3.5 Myelination-associated proteins

Next, we compiled an expanded list of proteins shown by previous studies to have a either a known or putative role in oligodendrocyte myelinating potential. This was accomplished via a custom script we developed to perform an automated Pubmed literature search for each protein along with the keyword “myelin.” Proteins that generated one or more hits via this method were manually verified for associated roles in myelination. For this purpose, proteins that showed >2-fold upregulation at the NPC, GPC, and OPC stages relative to the ESC stage were selected for analysis. Figure 4 presents the temporal expression pattern of potential “myelin-potentiating” proteins showing differential expression at the NPC stage (Panel A), GPC stage (Panel B), and OPC stage (Panel C). Three of these proteins (SNAP23, SBF1, and TF) were differentially expressed at all three stages. Synaptosomal-associated protein, 23kDa (SNAP23), which plays a role in membrane fusion during intracellular trafficking, demonstrated peak expression at the neural progenitor stage and showed high but decreased expression at the GPC and OPC stages. SET binding factor 1 (SBF1) was found to decrease as NPCs differentiated into GPCs and then increase upon OPC differentiation. SBF1 is a pseudophosphatase homologue to MTMR13, which has been shown to be associated with demyelination when mutations are present in this gene 36. Finally, our data for transferrin (TF) show progressively increased expression throughout oligodendrocyte differentiation, aligned with a report by Espinosa-Jeffrey et al. discussing stage dependent expression of TF (Figure 2, panel I) 37.

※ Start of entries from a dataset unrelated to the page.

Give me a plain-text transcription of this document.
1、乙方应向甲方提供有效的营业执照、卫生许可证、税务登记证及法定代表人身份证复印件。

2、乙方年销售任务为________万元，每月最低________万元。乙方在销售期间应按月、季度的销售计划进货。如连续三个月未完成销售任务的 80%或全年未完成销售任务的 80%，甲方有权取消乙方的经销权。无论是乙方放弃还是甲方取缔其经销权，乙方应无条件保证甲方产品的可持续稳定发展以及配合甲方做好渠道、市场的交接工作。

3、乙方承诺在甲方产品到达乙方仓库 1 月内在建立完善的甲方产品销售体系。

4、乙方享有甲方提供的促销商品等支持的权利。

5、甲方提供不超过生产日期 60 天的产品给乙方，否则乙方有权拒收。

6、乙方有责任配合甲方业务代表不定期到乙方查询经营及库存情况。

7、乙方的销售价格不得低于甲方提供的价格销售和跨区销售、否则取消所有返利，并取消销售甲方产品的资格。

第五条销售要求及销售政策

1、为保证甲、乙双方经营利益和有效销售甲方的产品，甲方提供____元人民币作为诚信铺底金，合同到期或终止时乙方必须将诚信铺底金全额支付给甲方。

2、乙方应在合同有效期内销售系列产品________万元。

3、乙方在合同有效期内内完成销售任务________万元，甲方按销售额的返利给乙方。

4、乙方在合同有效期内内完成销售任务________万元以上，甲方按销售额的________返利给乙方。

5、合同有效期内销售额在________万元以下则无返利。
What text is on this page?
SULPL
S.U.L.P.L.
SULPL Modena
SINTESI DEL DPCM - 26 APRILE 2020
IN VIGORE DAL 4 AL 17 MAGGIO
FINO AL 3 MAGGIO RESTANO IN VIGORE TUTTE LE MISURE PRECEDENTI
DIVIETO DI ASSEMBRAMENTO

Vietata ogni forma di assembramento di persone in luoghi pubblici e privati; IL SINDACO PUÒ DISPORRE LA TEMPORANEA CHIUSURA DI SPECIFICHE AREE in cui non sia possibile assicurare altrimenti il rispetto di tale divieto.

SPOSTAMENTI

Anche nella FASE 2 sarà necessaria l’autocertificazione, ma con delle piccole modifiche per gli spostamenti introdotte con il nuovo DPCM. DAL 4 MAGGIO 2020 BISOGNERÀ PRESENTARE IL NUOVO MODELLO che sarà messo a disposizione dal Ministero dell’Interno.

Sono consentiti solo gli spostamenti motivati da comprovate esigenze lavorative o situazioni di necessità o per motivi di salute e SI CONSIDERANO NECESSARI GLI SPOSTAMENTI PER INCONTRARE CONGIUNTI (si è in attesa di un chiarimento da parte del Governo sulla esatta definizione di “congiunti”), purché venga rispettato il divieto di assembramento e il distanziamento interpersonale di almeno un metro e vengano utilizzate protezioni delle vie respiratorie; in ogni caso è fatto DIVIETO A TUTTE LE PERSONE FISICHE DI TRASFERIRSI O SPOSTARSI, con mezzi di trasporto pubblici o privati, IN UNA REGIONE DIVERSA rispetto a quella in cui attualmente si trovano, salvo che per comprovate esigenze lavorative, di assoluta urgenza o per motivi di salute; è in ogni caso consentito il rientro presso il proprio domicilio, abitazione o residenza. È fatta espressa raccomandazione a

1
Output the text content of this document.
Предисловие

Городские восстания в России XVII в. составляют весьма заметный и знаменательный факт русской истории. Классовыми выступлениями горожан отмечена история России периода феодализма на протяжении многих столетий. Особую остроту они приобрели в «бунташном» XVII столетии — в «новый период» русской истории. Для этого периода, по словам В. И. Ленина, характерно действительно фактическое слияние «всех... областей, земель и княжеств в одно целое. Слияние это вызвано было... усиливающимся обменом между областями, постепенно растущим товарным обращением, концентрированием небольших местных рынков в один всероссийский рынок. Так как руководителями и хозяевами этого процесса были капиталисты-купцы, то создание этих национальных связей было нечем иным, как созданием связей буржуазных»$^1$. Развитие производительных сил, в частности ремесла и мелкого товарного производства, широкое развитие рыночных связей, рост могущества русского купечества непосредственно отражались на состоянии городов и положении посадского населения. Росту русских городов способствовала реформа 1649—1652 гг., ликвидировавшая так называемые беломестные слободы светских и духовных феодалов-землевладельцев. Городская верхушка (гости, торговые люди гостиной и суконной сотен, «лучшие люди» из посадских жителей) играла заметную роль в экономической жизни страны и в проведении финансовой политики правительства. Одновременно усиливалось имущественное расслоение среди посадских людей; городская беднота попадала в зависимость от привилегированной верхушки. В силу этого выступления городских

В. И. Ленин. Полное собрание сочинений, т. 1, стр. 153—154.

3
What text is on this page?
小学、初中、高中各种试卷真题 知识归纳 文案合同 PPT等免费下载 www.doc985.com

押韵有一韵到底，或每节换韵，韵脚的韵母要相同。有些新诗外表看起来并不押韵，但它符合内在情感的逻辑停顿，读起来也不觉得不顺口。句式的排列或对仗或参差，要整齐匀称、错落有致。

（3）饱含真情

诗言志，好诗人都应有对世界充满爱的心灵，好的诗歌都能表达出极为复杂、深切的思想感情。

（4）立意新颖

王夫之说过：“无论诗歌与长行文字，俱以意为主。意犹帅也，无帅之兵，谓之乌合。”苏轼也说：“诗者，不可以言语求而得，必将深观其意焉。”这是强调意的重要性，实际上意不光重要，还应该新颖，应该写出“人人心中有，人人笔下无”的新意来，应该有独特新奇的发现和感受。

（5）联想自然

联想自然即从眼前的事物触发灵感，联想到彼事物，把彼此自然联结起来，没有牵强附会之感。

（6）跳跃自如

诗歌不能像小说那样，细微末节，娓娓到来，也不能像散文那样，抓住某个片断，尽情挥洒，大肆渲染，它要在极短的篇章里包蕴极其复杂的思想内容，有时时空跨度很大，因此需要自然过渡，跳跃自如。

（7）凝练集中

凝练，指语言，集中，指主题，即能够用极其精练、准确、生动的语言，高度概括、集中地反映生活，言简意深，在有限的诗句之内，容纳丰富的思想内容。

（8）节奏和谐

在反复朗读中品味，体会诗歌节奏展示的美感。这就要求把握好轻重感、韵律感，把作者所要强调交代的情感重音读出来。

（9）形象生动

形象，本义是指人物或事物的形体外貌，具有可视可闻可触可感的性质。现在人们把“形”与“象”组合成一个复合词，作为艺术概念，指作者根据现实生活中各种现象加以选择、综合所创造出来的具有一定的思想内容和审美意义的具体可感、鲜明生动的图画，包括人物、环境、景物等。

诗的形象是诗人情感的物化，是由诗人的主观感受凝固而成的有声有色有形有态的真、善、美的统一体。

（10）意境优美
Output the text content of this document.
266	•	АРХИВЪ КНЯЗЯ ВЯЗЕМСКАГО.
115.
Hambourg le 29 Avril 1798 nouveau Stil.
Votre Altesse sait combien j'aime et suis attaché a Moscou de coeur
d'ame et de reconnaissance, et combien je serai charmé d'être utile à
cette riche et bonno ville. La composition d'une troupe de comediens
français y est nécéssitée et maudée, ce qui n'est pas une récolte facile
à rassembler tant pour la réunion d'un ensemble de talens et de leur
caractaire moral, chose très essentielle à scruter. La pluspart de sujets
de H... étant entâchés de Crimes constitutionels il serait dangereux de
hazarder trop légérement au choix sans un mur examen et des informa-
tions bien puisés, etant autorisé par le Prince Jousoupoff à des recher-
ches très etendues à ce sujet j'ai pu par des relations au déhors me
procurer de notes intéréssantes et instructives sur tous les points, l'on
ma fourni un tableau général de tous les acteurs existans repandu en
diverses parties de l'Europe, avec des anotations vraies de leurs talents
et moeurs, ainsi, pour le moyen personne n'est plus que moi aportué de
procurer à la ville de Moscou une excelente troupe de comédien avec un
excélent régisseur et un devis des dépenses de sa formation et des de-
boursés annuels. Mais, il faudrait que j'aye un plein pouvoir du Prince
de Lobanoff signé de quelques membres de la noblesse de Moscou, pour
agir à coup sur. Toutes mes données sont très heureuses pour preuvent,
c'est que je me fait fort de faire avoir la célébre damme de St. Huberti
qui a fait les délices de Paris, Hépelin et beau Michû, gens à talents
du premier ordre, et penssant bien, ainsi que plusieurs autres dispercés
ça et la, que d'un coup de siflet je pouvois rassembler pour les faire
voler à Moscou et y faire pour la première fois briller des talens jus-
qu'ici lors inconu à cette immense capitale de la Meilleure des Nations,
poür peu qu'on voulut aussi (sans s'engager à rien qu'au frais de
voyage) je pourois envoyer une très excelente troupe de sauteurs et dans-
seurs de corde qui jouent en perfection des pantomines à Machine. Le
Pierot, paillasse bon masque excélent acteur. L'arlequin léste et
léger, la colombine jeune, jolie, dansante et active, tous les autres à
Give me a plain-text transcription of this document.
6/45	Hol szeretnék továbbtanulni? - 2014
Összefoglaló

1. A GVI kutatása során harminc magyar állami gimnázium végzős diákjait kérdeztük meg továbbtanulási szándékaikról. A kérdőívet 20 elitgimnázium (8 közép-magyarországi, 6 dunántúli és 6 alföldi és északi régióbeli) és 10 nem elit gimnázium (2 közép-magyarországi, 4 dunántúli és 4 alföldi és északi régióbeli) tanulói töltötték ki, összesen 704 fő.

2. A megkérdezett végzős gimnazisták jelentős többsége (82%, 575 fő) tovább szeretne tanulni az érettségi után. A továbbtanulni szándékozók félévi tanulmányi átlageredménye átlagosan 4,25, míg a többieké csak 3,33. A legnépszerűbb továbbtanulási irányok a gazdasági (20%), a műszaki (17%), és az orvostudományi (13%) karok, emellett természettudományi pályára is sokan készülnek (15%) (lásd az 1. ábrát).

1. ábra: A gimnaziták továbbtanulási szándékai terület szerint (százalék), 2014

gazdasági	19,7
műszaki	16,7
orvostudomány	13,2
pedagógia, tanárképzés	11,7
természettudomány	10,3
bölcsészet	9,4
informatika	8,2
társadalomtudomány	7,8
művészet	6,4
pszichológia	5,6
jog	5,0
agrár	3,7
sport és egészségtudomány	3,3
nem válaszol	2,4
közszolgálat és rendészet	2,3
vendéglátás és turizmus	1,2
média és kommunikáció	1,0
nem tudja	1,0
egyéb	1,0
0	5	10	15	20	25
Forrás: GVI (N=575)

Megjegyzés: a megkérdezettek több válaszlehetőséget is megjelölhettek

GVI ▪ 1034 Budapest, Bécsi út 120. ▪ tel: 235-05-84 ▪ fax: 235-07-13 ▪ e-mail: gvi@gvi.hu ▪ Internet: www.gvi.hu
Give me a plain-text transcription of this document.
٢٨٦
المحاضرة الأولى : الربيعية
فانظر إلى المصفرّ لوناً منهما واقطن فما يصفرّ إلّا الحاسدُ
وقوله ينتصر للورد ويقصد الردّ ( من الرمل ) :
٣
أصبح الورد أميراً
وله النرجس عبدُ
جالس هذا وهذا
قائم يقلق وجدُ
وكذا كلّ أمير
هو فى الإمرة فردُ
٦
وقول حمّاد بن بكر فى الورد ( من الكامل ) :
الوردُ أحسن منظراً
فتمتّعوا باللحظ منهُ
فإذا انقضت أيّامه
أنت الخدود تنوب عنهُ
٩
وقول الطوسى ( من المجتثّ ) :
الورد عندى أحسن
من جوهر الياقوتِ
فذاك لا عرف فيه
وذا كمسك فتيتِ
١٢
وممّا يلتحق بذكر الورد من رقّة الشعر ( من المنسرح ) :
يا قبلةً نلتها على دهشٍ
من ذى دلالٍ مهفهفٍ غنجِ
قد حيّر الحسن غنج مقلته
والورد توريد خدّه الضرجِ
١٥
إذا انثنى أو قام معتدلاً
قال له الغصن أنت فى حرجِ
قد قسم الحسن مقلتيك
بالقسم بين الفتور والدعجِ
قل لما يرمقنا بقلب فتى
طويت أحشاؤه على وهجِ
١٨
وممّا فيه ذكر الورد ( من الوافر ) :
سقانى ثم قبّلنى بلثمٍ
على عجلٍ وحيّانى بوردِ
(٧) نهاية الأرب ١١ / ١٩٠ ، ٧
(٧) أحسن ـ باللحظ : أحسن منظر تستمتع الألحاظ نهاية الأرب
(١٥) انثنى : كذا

Fig. 4. Stage-specific expression profiles of differentially expressed proteins with known or suspected roles in myelination.

Fig. 4

Panel A: Upregulated proteins especially in NPCs Panel B: Upregulated proteins especially in GPCs and Panel C: Upregulated proteins in OPCs.

Interestingly, NPCs and GPCs expressed a similar number of differentially expressed proteins that have been associated with glial development“. We found 9 such proteins to be significantly upregulated in NPCs and GPCs which decreased as these cells differentiated into OPCs. Most of these proteins have been associated with astrocyte development. These proteins included CD44 molecule (CD44), superoxide dismutase 1 (SOD1), SNAP23, TRAF2 and NCK interacting kinase (TNIK). Proteins with highest expression at the GPC stage included clusterin (CLU), AXL receptor tyrosine kinase (AXL), cAMP responsive element binding protein 1 (CREB1), and laminin beta 1 (LAMB1). Clusterin (CLU) levels were found to significantly decrease from the GPC to OPC stages. This protein has been shown to be expressed in astrocytes but not in oligodendrocytes 38, 39. Accordingly, the dramatic decrease in expression within our data may be concomitant with the inhibition of astrocyte differentiation and the promotion of oligodendrocyte differentiation.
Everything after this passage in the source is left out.